Paul Ulhas Macneill and Bronaċ Ferran
This paper describes and discusses overlapping interests and concerns of art and bioethics and suggests that bioethics would benefit from opening to contributions from the arts. There is a description of recent events in bioethics that have included art, and trends in art that relate to bioethics. The paper outlines art exhibits and performances within two major international bioethics congress programs alongside a discussion of the work of leading hybrid and bio artists who experiment with material (including their own bodies) at the ambiguous intersections between art, bio art and bioethics. Their work seeks to engage audiences in challenging ethical precepts and assumptions about life and existence. We consider the response of art and social theorists and compare these with the responses of bioethicists to comparable cases in bioethics. We note divergent views within the arts and within bioethics in relation to some pivotal questions including questions about what limits, if any, can apply in particular cases and on what basis. This approach allows for a transfer of information and perspectives, challenges assumptions in both art and bioethics and opens up a space for future exchange and dialogue along the shifting borders between these genres.

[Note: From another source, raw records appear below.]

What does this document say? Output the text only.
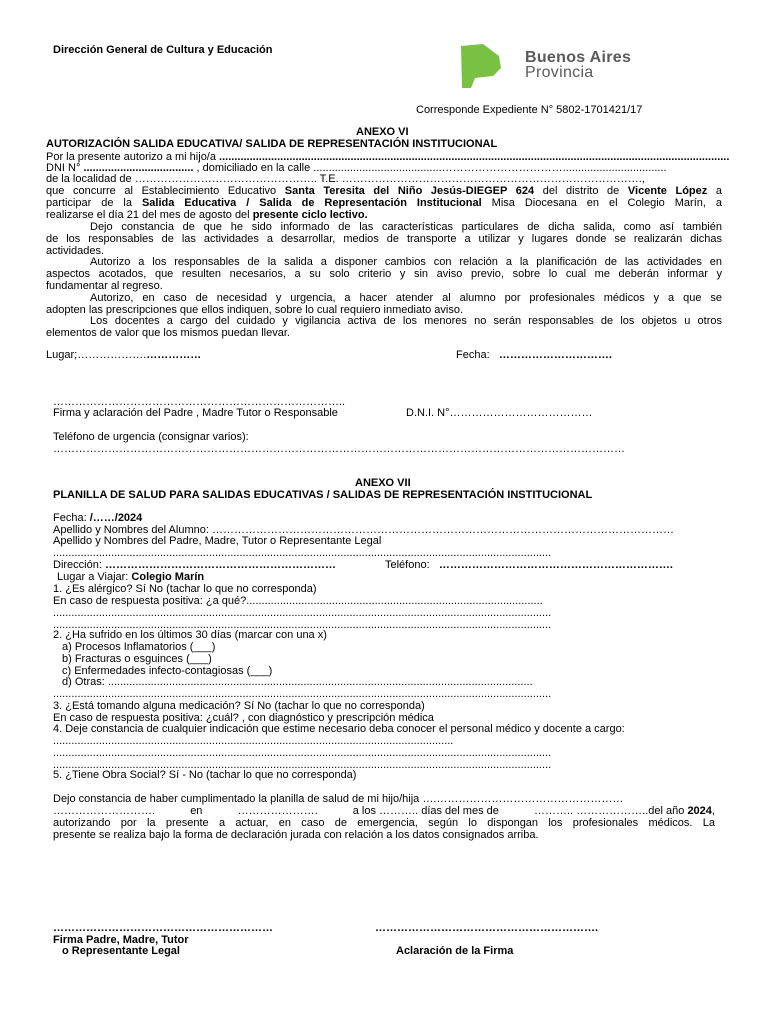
Dirección General de Cultura y Educación	Buenos Aires
Provincia
Corresponde Expediente N° 5802-1701421/17
ANEXO VI
AUTORIZACIÓN SALIDA EDUCATIVA/ SALIDA DE REPRESENTACIÓN INSTITUCIONAL
Por la presente autorizo a mi hijo/a .......................................................................................................................................................................
DNI N° .................................... , domiciliado en la calle ..........................................……………………………..................................
de la localidad de ………………………………………….. T.E. ……………………………………………………………………….,
que concurre al Establecimiento Educativo Santa Teresita del Niño Jesús-DIEGEP 624 del distrito de Vicente López a
participar de la Salida Educativa / Salida de Representación Institucional Misa Diocesana en el Colegio Marín, a
realizarse el día 21 del mes de agosto del presente ciclo lectivo.
Dejo constancia de que he sido informado de las características particulares de dicha salida, como así también
de los responsables de las actividades a desarrollar, medios de transporte a utilizar y lugares donde se realizarán dichas
actividades.
Autorizo a los responsables de la salida a disponer cambios con relación a la planificación de las actividades en
aspectos acotados, que resulten necesarios, a su solo criterio y sin aviso previo, sobre lo cual me deberán informar y
fundamentar al regreso.
Autorizo, en caso de necesidad y urgencia, a hacer atender al alumno por profesionales médicos y a que se
adopten las prescripciones que ellos indiquen, sobre lo cual requiero inmediato aviso.
Los docentes a cargo del cuidado y vigilancia activa de los menores no serán responsables de los objetos u otros
elementos de valor que los mismos puedan llevar.
Lugar;……………….……………	Fecha: ………………………….
……………………………………………………………………..
Firma y aclaración del Padre , Madre Tutor o Responsable	D.N.I. N°…………………………………
Teléfono de urgencia (consignar varios):
…………………………………………………………………………………………………………………………………………
ANEXO VII
PLANILLA DE SALUD PARA SALIDAS EDUCATIVAS / SALIDAS DE REPRESENTACIÓN INSTITUCIONAL
Fecha: /……/2024
Apellido y Nombres del Alumno: ………………………………………………………………………………………………………………
Apellido y Nombres del Padre, Madre, Tutor o Representante Legal
...................................................................................................................................................................
Dirección: ………………………………………………………	Teléfono: ……………………………………………………….
Lugar a Viajar: Colegio Marín
1. ¿Es alérgico? Sí No (tachar lo que no corresponda)
En caso de respuesta positiva: ¿a qué?.................................................................................................
...................................................................................................................................................................
...................................................................................................................................................................
2. ¿Ha sufrido en los últimos 30 días (marcar con una x)
a) Procesos Inflamatorios (___)
b) Fracturas o esguinces (___)
c) Enfermedades infecto-contagiosas (___)
d) Otras: ...........................................................................................................................................
...................................................................................................................................................................
3. ¿Está tomando alguna medicación? Sí No (tachar lo que no corresponda)
En caso de respuesta positiva: ¿cuál? , con diagnóstico y prescripción médica
4. Deje constancia de cualquier indicación que estime necesario deba conocer el personal médico y docente a cargo:
...................................................................................................................................
...................................................................................................................................................................
...................................................................................................................................................................
5. ¿Tiene Obra Social? Sí - No (tachar lo que no corresponda)
Dejo constancia de haber cumplimentado la planilla de salud de mi hijo/hija ….……………………………………………
……………………….	en	………………….	a los ……….. días del mes de	……….. ………………..del año 2024,
autorizando por la presente a actuar, en caso de emergencia, según lo dispongan los profesionales médicos. La
presente se realiza bajo la forma de declaración jurada con relación a los datos consignados arriba.
……………………………………………………	…………………………………………………….
Firma Padre, Madre, Tutor
o Representante Legal	Aclaración de la Firma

One Flu Over the Cuckoo’s Nest: Comparing Legislated Coercive Treatment for Mental Illness With That for Other Illness
Christopher James Ryan
Many of the world’s mental health acts, including all Australian legislation, allow for the coercive detention and treatment of people with mental illnesses if they are deemed likely to harm themselves or others. Numerous authors have argued that legislated powers to impose coercive treatment in psychiatric illness should pivot on the presence or absence of capacity not likely harm, but no Australian act uses this criterion. In this paper, I add a novel element to these arguments by comparing the use of the harm to others justification for coercive treatment in mental illness with its use in illness due to infectious disease, and suggest a double standard applies. People with mental illness are subjected to coercive treatments at levels of risk to others far, far lower than would precipitate coercive treatment in people with influenza. In effect, this element of mental health legislation represents an example of sanism—state-sanctioned discrimination against people with mental illnesses.